El posible pacto del agua

protesta contra trasvase

La política hidráulica XXI debe dar prioridad a un consumo más eficiente

Las precipitaciones medias en España se han reducido en torno al 20% en los últimos quince años, lo que es compatible con episodios intensos de lluvias torrenciales. Ninguna política de agua puede obviar esta realidad, que cuestiona la confianza en la existencia de cuencas estructuralmente excedentarias, capaces de aportar agua a las cuencas deficitarias: después de cuatro años de sequía, en 2017 se alcanzaron mínimos históricos en las cuencas del Duero y del norte.
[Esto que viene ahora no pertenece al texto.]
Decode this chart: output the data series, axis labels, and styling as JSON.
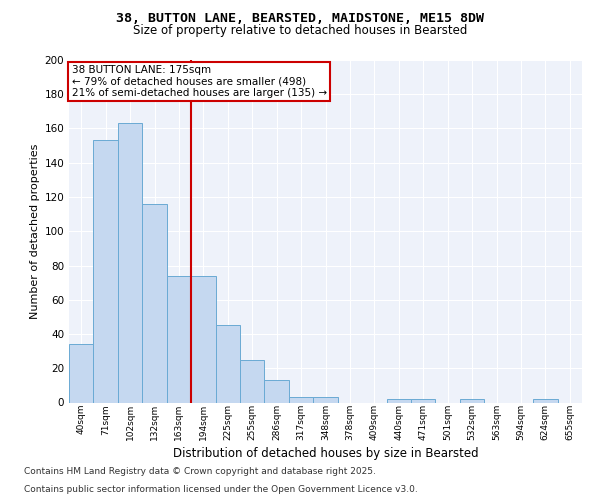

De ello se deduce la necesidad de una “transición hidrológica”, a semejanza de la transición energética. En ambos casos, su diseño debe tener en cuenta el avance gradual hacia los máximos niveles de eficiencia en el uso de los recursos propios, reduciendo así la dependencia de cada territorio respecto de recursos externos, anticipando eventuales efectos sociales negativos. Hoy existen tecnologías para satisfacer la demanda utilizando menos recursos, con menor impacto ambiental.

Por ello, resultaría muy cortoplacista si el Gobierno plantease al PSOE un pacto del agua circunscrito a compartir la responsabilidad sobre trasvases. En el caso del trasvase Tajo-Segura, el Gobierno ha perdido seis años para garantizar en la cuenca receptora una mayor disponibilidad de agua, en particular culminando la construcción de las denostadas plantas desaladoras, que aportan agua siempre, llueva o no en la cabecera del Tajo. A pesar del retraso en su desarrollo, las plantas en funcionamiento han atendido, durante esta sequía, el abastecimiento e incluso parte del regadío. El trasvase Tajo-Segura genera enfrentamientos innecesarios entre territorios, que podrían evitarse promoviendo un mayor grado de autosuficiencia de la cuenca del Segura.